# Upper Peninsula fishing trip questions



## Fishalot (Aug 25, 2008)

My son and I are looking at making a trip to the Marquette area the third week in August to do a little trout fishing and bike riding up there. I have some idea on what rivers to try, but what would you suggest to take along in the way of flys for that area at that time of the year? Also, what might the black flies and mosquitos be like then?


----------



## zig (Aug 5, 2009)

I can't help you much on the flies to use. My experience is that the black flies should be gone by then. Mosquitoes may be really bad to hit and miss to not many at all. You'll be on the tail end of them, so it will just depend.


----------



## slabstar (Feb 25, 2009)

Fishalot said:


> My son and I are looking at making a trip to the Marquette area the third week in August to do a little trout fishing and bike riding up there. I have some idea on what rivers to try, but what would you suggest to take along in the way of flys for that area at that time of the year? Also, what might the black flies and mosquitos be like then?

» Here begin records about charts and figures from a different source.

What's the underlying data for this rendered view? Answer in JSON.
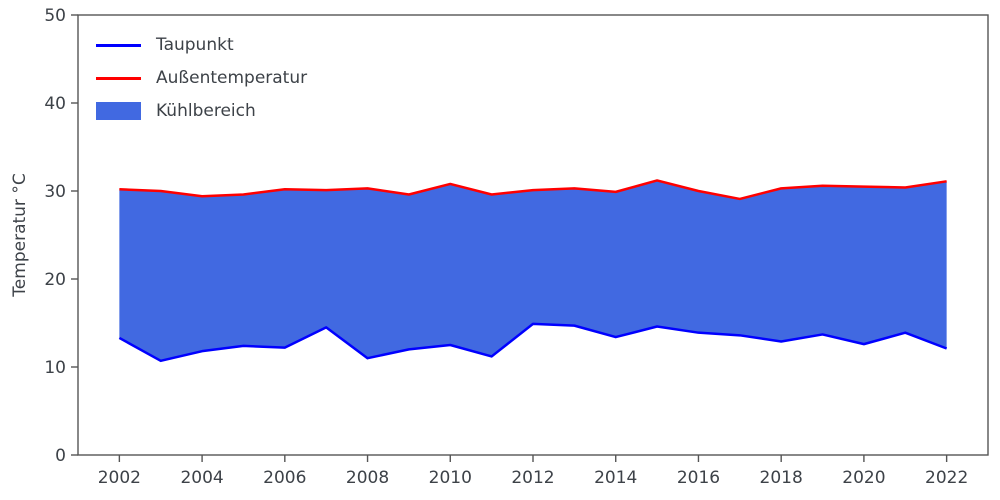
{
  "chart_data": {
    "type": "area",
    "title": "",
    "xlabel": "",
    "ylabel": "Temperatur °C",
    "x": [
      2002,
      2003,
      2004,
      2005,
      2006,
      2007,
      2008,
      2009,
      2010,
      2011,
      2012,
      2013,
      2014,
      2015,
      2016,
      2017,
      2018,
      2019,
      2020,
      2021,
      2022
    ],
    "series": [
      {
        "name": "Taupunkt",
        "color": "#0000ff",
        "values": [
          13.3,
          10.7,
          11.8,
          12.4,
          12.2,
          14.5,
          11.0,
          12.0,
          12.5,
          11.2,
          14.9,
          14.7,
          13.4,
          14.6,
          13.9,
          13.6,
          12.9,
          13.7,
          12.6,
          13.9,
          12.1
        ]
      },
      {
        "name": "Außentemperatur",
        "color": "#ff0000",
        "values": [
          30.2,
          30.0,
          29.4,
          29.6,
          30.2,
          30.1,
          30.3,
          29.6,
          30.8,
          29.6,
          30.1,
          30.3,
          29.9,
          31.2,
          30.0,
          29.1,
          30.3,
          30.6,
          30.5,
          30.4,
          31.1
        ]
      }
    ],
    "fill": {
      "name": "Kühlbereich",
      "color": "#4169e1"
    },
    "xlim": [
      2001,
      2023
    ],
    "ylim": [
      0,
      50
    ],
    "xticks": [
      2002,
      2004,
      2006,
      2008,
      2010,
      2012,
      2014,
      2016,
      2018,
      2020,
      2022
    ],
    "yticks": [
      0,
      10,
      20,
      30,
      40,
      50
    ],
    "grid": false,
    "legend_position": "upper-left",
    "axis_color": "#555555",
    "text_color": "#3d4248"
  }
}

The bugs are always bad! Hoppers or muddlers will catch trout! If your riding dirt bikes-try trail 5 from ishpheming to bigbay! GOodluck!
_Posted via Mobile Device_


----------



## kurtlind (Apr 28, 2010)

Try royal coachmans for brookies and hoppers for browns. Do you have a place to stay? If not, let me know - i have a cabin i rent wiht 2 trout streams on it and lots of biking trails adjoining it.

Cheers - kurt.


----------



## zig (Aug 5, 2009)

Obviously every trip differs. But, I have had several experiences in mid to late August in Northern Michigan (both northern lower and UP) with hardly any bugs. It just depends. I cannot say the same for May, June or July.


----------



## Forest Meister (Mar 7, 2010)

You shouldn't even notice the mosquitos by August. There will be so many deer flies buzzing around you that the other insects won't be able to get through.:yikes: Just kidding.......maybe.

If I couldn't use bait and were restricted to one fly it would be a Hornberg. Fished on ultra light spinning gear with a split shot 15" above the fly I have seen it outfish crawlers in hot weather 2 to 1 for brookies. It seems to work well for browns and 'bows too.


----------



## Fishalot (Aug 25, 2008)

Thanks for the input everyone. We are all set with a place to stay and we will be doing some road bicycle riding, have some routes already planned from another website. Thanks for the fly ideas and I guess I will just come prepared with the appropriate protection in case the bugs happen to be bad.


----------